Approfittiamo della attenzione dedicata dai media in questi giorni per parlare di un argomento che ultimamente ha sollevato molta polvere: le polveri sottili.
A partire dalla legna che arde nel camino fino ad arrivare alle reazioni all’interno dei motori degli aerei o delle automobili, tutte le volte in cui in presenza di ossigeno un combustibile entra in contatto con una adeguata sorgente energetica si ha una combustione.
Tutti i processi di combustione che coinvolgono idrocarburi hanno dei prodotti, i principali sono H2O e CO2 entrambi chimicamente stabili in quanto ultimi stadi della combustione dell’idrogeno e del carbonio ed essenziali in natura sia a livello cellulare che per il regno animale e vegetale.
L’emissione incontrollata di anidride carbonica, ahimè, è un altro paio di maniche.
Altri prodotti di combustione possono essere più o meno inquinanti e variano la loro concentrazione in base al tipo di reazione e alle condizioni in cui essa avviene.
Senza dilungarsi troppo sui processi che portano alla formazione degli ossidi di zolfo (SOx) e di azoto (NOx) entrambi estremamente dannosi per l’ambiente e per l’uomo vado direttamente al protagonista dell’articolo: il particulate matter (PM).

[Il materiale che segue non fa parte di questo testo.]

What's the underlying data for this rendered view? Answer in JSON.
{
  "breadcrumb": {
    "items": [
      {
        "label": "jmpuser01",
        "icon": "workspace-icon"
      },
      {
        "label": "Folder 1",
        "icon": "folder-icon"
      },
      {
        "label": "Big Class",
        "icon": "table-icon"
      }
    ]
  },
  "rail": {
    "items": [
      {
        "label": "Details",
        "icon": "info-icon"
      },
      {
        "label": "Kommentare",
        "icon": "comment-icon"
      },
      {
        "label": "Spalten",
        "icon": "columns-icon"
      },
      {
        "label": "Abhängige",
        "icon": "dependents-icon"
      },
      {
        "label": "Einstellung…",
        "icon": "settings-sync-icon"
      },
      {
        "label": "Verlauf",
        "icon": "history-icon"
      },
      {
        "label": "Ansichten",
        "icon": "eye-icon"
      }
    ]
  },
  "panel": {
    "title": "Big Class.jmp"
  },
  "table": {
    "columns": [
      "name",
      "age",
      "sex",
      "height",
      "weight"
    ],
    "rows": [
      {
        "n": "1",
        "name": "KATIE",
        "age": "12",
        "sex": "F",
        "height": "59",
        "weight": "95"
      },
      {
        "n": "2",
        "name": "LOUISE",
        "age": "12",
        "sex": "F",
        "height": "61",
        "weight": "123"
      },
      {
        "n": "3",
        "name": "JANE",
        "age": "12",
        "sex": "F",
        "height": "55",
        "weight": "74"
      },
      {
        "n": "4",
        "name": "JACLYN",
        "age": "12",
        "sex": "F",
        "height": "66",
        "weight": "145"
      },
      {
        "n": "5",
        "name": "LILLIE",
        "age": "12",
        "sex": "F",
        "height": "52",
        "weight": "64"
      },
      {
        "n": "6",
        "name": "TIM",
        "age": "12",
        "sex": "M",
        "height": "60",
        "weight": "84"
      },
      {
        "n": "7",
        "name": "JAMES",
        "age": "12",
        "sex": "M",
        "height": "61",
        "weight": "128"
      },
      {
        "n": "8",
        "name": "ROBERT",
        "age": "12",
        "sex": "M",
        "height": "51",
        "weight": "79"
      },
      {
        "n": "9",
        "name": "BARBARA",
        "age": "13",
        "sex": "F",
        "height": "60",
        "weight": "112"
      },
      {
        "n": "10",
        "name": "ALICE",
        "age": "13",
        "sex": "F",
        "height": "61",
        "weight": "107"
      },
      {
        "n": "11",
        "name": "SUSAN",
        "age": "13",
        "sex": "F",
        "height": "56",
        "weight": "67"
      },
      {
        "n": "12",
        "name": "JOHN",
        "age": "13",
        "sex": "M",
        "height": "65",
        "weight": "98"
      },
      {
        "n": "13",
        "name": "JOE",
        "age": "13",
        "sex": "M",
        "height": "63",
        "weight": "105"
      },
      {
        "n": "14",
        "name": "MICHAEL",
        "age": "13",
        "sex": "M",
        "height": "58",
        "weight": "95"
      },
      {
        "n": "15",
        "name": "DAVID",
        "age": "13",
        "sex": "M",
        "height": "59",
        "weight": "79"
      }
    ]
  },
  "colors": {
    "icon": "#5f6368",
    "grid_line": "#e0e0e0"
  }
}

Il PM è in genere considerato come sostanza residua della combustione formata da particelle che possono avere un diametro dell’ordine del micron. Può essere distinto in sottocategorie in base alla dimensione delle particelle carboniose di cui è composto:
- PM 10: particelle con diametro inferiore a 10 µm
- PM 2,5: diametro inferiore a 2.5 μm
- PM 0,1: diametro inferiore a 0.1 μm
E così via..
Il più tristemente noto negli ultimi giorni è proprio il PM 10, per la sua definizione mi avvalgo dell’enciclopedia libera:
Identifica una delle numerose frazioni in cui viene classificato il particolato, quel materiale presente nell’atmosfera in forma di particelle microscopiche, il cui diametro aerodinamico (ovvero corrispondente al diametro di un’ipotetica sferetta di densità uguale a 1 g/cm³ ugualmente veicolata dall’aria) è uguale o inferiore a 10 µm, ovvero 10 millesimi di millimetro.
via Wikipedia
La principale pericolosità di queste particelle sta proprio nella loro dimensione: data la loro leggerezza possono rimanere sospese in aria e quindi inalate, inoltre essendo molto piccole riescono ad attraversare indenni i vari filtri di cui l’uomo dispone nella cavità nasale e orale. Superate le vie respiratorie superiori dove vengono filtrate le particelle più grossolane entrano nel tratto superiore dei bronchi e così via fino al tratto finale dei bronchi e negli alveoli polmonari.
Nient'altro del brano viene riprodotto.